The events are open to all members of the Penn community as well as to Penn Museum visitors. No food, beverages, nor ink pens permitted, but curious minds welcome!
[topic TBD] with Charlotte Williams
3-4PM, Friday, May 8
[topic TBD] with Chelsea Cohen
3-4PM, Friday, March 27
Harriet Boyd Hawes: Rebel Archaeologist with Olivia Hayden
3-4PM, Friday, February 28
Harriet Boyd Hawes (1871-1945) was the first woman to lead major archaeological projects in Greece and among the first archaeologists with a specialty in Minoan Crete. She directed excavations at Gournia in 1901, 1903, and 1904 with support from the Penn Museum (then the Free Museum of Science and Art) and the American Exploration Society. Join us for a special session to discuss this pioneering archaeologist while viewing her 1908 publication, Gournia, Vasiliki, and other prehistoric sites on the Isthmus of Hierapetra, Crete, and select materials from the Gournia, Crete Expedition Records in the Penn Museum Archives.

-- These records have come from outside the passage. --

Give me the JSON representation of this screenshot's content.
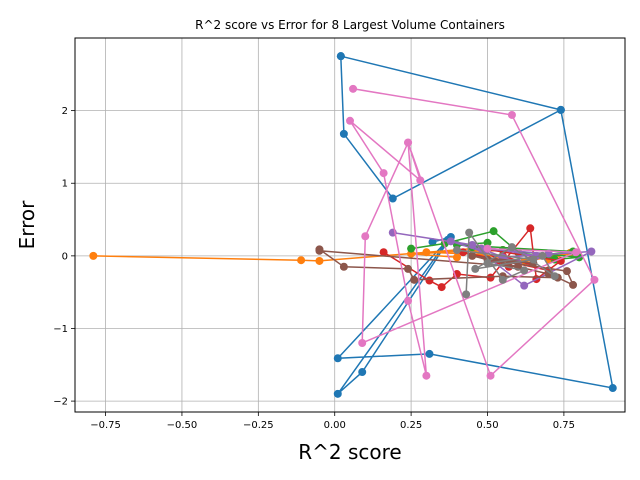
{
  "chart_data": {
    "type": "line",
    "title": "R^2 score vs Error for 8 Largest Volume Containers",
    "xlabel": "R^2 score",
    "ylabel": "Error",
    "xlim": [
      -0.85,
      0.95
    ],
    "ylim": [
      -2.15,
      3.0
    ],
    "xticks": [
      -0.75,
      -0.5,
      -0.25,
      0.0,
      0.25,
      0.5,
      0.75
    ],
    "xtick_labels": [
      "−0.75",
      "−0.50",
      "−0.25",
      "0.00",
      "0.25",
      "0.50",
      "0.75"
    ],
    "yticks": [
      -2,
      -1,
      0,
      1,
      2
    ],
    "ytick_labels": [
      "−2",
      "−1",
      "0",
      "1",
      "2"
    ],
    "grid": true,
    "legend": "none",
    "series": [
      {
        "color": "#1f77b4",
        "x": [
          0.02,
          0.74,
          0.19,
          0.03,
          0.02,
          0.74,
          0.91,
          0.31,
          0.01,
          0.37,
          0.01,
          0.09,
          0.38,
          0.32
        ],
        "y": [
          2.75,
          2.01,
          0.79,
          1.68,
          2.75,
          2.01,
          -1.82,
          -1.35,
          -1.41,
          0.22,
          -1.9,
          -1.6,
          0.26,
          0.19
        ]
      },
      {
        "color": "#ff7f0e",
        "x": [
          -0.79,
          -0.11,
          -0.05,
          0.45,
          0.6,
          0.7,
          0.77,
          0.62,
          0.48,
          0.3,
          0.55,
          0.25,
          0.4
        ],
        "y": [
          0.0,
          -0.06,
          -0.07,
          0.1,
          0.05,
          -0.05,
          0.04,
          -0.08,
          0.02,
          0.05,
          0.08,
          0.03,
          -0.02
        ]
      },
      {
        "color": "#2ca02c",
        "x": [
          0.25,
          0.36,
          0.52,
          0.6,
          0.72,
          0.8,
          0.45,
          0.55,
          0.7,
          0.78,
          0.4,
          0.5
        ],
        "y": [
          0.1,
          0.17,
          0.34,
          0.05,
          -0.05,
          -0.02,
          0.12,
          0.08,
          0.02,
          0.06,
          0.15,
          0.18
        ]
      },
      {
        "color": "#d62728",
        "x": [
          0.16,
          0.31,
          0.35,
          0.4,
          0.51,
          0.64,
          0.66,
          0.74,
          0.48,
          0.57,
          0.42,
          0.7,
          0.55
        ],
        "y": [
          0.05,
          -0.34,
          -0.43,
          -0.25,
          -0.3,
          0.38,
          -0.32,
          -0.07,
          0.1,
          -0.15,
          0.05,
          -0.2,
          0.0
        ]
      },
      {
        "color": "#9467bd",
        "x": [
          0.19,
          0.45,
          0.62,
          0.84,
          0.55,
          0.7,
          0.48,
          0.6,
          0.38,
          0.66
        ],
        "y": [
          0.32,
          0.15,
          -0.41,
          0.06,
          -0.02,
          0.03,
          0.1,
          -0.1,
          0.2,
          0.0
        ]
      },
      {
        "color": "#8c564b",
        "x": [
          -0.05,
          0.03,
          0.24,
          0.26,
          0.55,
          0.73,
          0.78,
          0.76,
          0.5,
          0.65,
          0.45,
          0.7,
          0.6,
          -0.05
        ],
        "y": [
          0.09,
          -0.15,
          -0.18,
          -0.33,
          -0.28,
          -0.3,
          -0.4,
          -0.21,
          -0.05,
          -0.1,
          0.0,
          -0.25,
          -0.15,
          0.07
        ]
      },
      {
        "color": "#e377c2",
        "x": [
          0.06,
          0.58,
          0.85,
          0.51,
          0.24,
          0.28,
          0.05,
          0.16,
          0.24,
          0.3,
          0.24,
          0.1,
          0.09,
          0.79,
          0.5
        ],
        "y": [
          2.3,
          1.94,
          -0.33,
          -1.65,
          1.56,
          1.04,
          1.86,
          1.14,
          -0.62,
          -1.65,
          1.56,
          0.27,
          -1.2,
          0.05,
          0.1
        ]
      },
      {
        "color": "#7f7f7f",
        "x": [
          0.43,
          0.44,
          0.55,
          0.62,
          0.5,
          0.68,
          0.72,
          0.58,
          0.46,
          0.65,
          0.4
        ],
        "y": [
          -0.53,
          0.32,
          -0.33,
          -0.2,
          -0.1,
          0.0,
          -0.28,
          0.12,
          -0.18,
          -0.05,
          0.08
        ]
      }
    ]
  }
}
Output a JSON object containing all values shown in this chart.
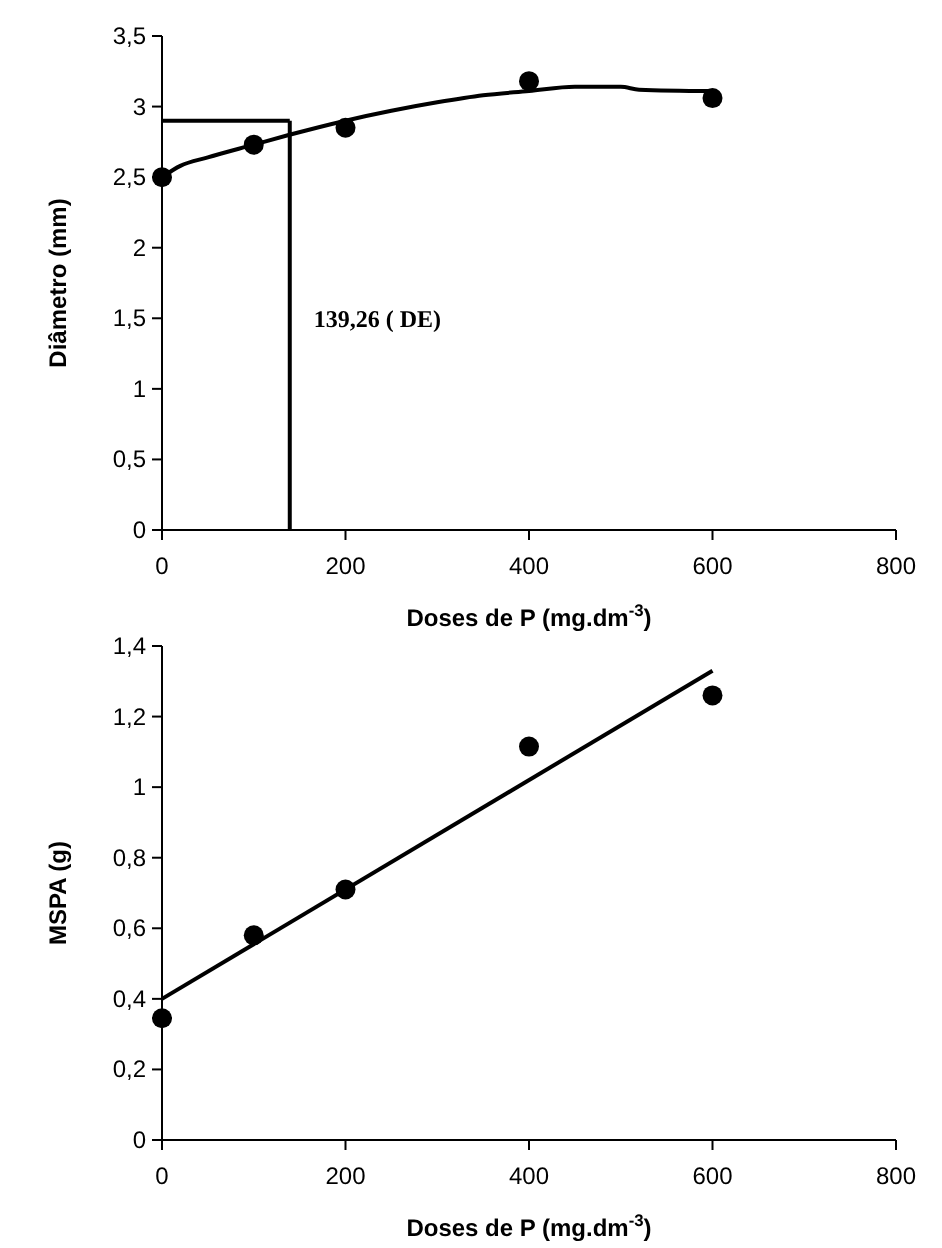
{
  "chart_data": [
    {
      "type": "scatter",
      "xlabel": "Doses de P (mg.dm$^{-3}$)",
      "ylabel": "Diâmetro (mm)",
      "xlim": [
        0,
        800
      ],
      "xticks": [
        0,
        200,
        400,
        600,
        800
      ],
      "ylim": [
        0,
        3.5
      ],
      "yticks": [
        0,
        {
          "value": 0.5,
          "label": "0,5"
        },
        1,
        {
          "value": 1.5,
          "label": "1,5"
        },
        2,
        {
          "value": 2.5,
          "label": "2,5"
        },
        3,
        {
          "value": 3.5,
          "label": "3,5"
        }
      ],
      "grid": false,
      "marker": "circle",
      "series": [
        {
          "color": "#000000",
          "x": [
            0,
            100,
            200,
            400,
            600
          ],
          "values": [
            2.5,
            2.73,
            2.85,
            3.18,
            3.06
          ]
        },
        {
          "type": "line",
          "color": "#000000",
          "line_style": "solid",
          "marker": "none",
          "x": [
            0,
            20,
            50,
            100,
            139,
            200,
            250,
            300,
            350,
            400,
            450,
            500,
            520,
            600
          ],
          "values": [
            2.5,
            2.58,
            2.64,
            2.73,
            2.8,
            2.9,
            2.97,
            3.03,
            3.08,
            3.11,
            3.14,
            3.14,
            3.12,
            3.11
          ]
        }
      ],
      "ref_lines": [
        {
          "axis": "x",
          "value": 139.26,
          "label": "139,26 ( DE)",
          "color": "#000000"
        },
        {
          "axis": "y",
          "value": 2.9,
          "color": "#000000"
        }
      ]
    },
    {
      "type": "scatter",
      "xlabel": "Doses de P (mg.dm$^{-3}$)",
      "ylabel": "MSPA (g)",
      "xlim": [
        0,
        800
      ],
      "xticks": [
        0,
        200,
        400,
        600,
        800
      ],
      "ylim": [
        0,
        1.4
      ],
      "yticks": [
        0,
        {
          "value": 0.2,
          "label": "0,2"
        },
        {
          "value": 0.4,
          "label": "0,4"
        },
        {
          "value": 0.6,
          "label": "0,6"
        },
        {
          "value": 0.8,
          "label": "0,8"
        },
        1,
        {
          "value": 1.2,
          "label": "1,2"
        },
        {
          "value": 1.4,
          "label": "1,4"
        }
      ],
      "grid": false,
      "marker": "circle",
      "series": [
        {
          "color": "#000000",
          "x": [
            0,
            100,
            200,
            400,
            600
          ],
          "values": [
            0.345,
            0.58,
            0.71,
            1.115,
            1.26
          ]
        },
        {
          "type": "line",
          "color": "#000000",
          "line_style": "solid",
          "marker": "none",
          "x": [
            0,
            600
          ],
          "values": [
            0.4,
            1.33
          ]
        }
      ]
    }
  ]
}
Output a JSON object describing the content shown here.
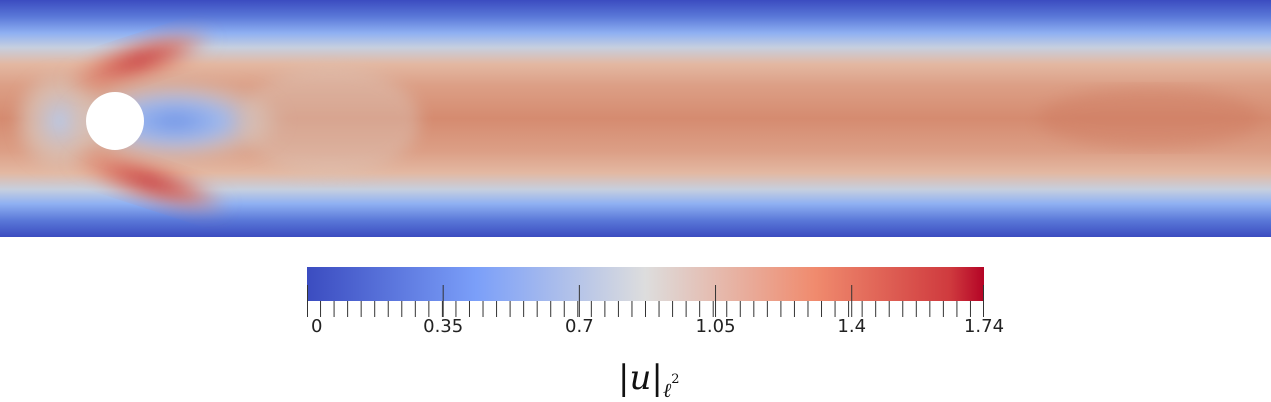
{
  "colorbar": {
    "min": 0,
    "max": 1.74,
    "tick_labels": [
      "0",
      "0.35",
      "0.7",
      "1.05",
      "1.4",
      "1.74"
    ],
    "tick_values": [
      0,
      0.35,
      0.7,
      1.05,
      1.4,
      1.74
    ],
    "colormap": "cool-to-warm",
    "color_low": "#3b4cc0",
    "color_mid": "#dddddd",
    "color_high": "#b40426"
  },
  "legend": {
    "bar_left": "|",
    "variable": "u",
    "bar_right": "|",
    "subscript": "ℓ",
    "superscript": "2"
  },
  "field": {
    "obstacle": "circle",
    "obstacle_color": "#ffffff",
    "wall_color": "#3b4cc0",
    "core_color": "#d4876a"
  }
}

Technical Aesthetics: Drawing Architecture as Archaeological Documentation with John Sigmier
3-4PM, Friday, January 31
Illustrations are ubiquitous in archaeological reports and publications, which can sometimes make them easy to overlook; we read them for quick information, without pausing to consider their artistic qualities or the skill involved in producing them. In this Off the Shelf exhibit, we will explore how different models of architectural illustration evolved to serve different archaeological philosophies and approaches. Looking at documents from the 17th century to the present, we will trace the branching genealogy of representational conventions that produced the rich (and sometimes contested) culture of architectural illustration that archaeologists employ today.
Tracking the Antiquities from Benin
2:30-3:30PM, Friday, Dec. 13
In honor of the new Africa Galleries at the Penn Museum, this special edition of the Museum Library’s Off the Shelf event will feature catalogs and scholarship on the arts of Benin that were published after the looting of Benin City in 1897. Keeper Dwaune Latimer will share how she used such books and other evidence to learn more about the history of objects in the Penn Museum's collections.
Finding Colonial Mexico in Penn Libraries' Collections
4-5PM, Friday, Nov. 15
In honor of the Grand Reopening of the renovated Mexico and Central America Gallery at the Penn Museum, join us to see a selection of manuscripts and rare books from the Berendt-Brinton collection as well as items from the Museum Library’s and Kislak Center’s special collections related to colonial-era Mexico. Guest curator: John Pollack, Kislak Center for Special Collections, Rare Books, and Manuscripts
David Roberts in the Holy Land
3-4PM, Friday, Sept. 27
The Holy Land: Syria, Idumea, Arabia, Egypt, & Nubia (London: F.G. Moon, 1842-1849) based on the illustrations of David Roberts (1796-1864) is considered among the most beautiful illustrated publications representing the 19th-century Near East. Join the Executive Director of Galleries at the Penn Museum, Dan Rahimi, and Head of the Museum Library, Deborah Stewart, to view the volumes, learn about their production and influence, and revisit Roberts’ travels at this informal pop-up event.
The Museum Library, located in the Academic Wing of the Penn Museum, is the University of Pennsylvania's branch library for anthropology and archaeology. With over 145,000 volumes on-site with historic strengths in biological and physical anthropology, cultural anthropology, archaeology worldwide, and Native American studies, it is one of the premier branch libraries for anthropology in the United States.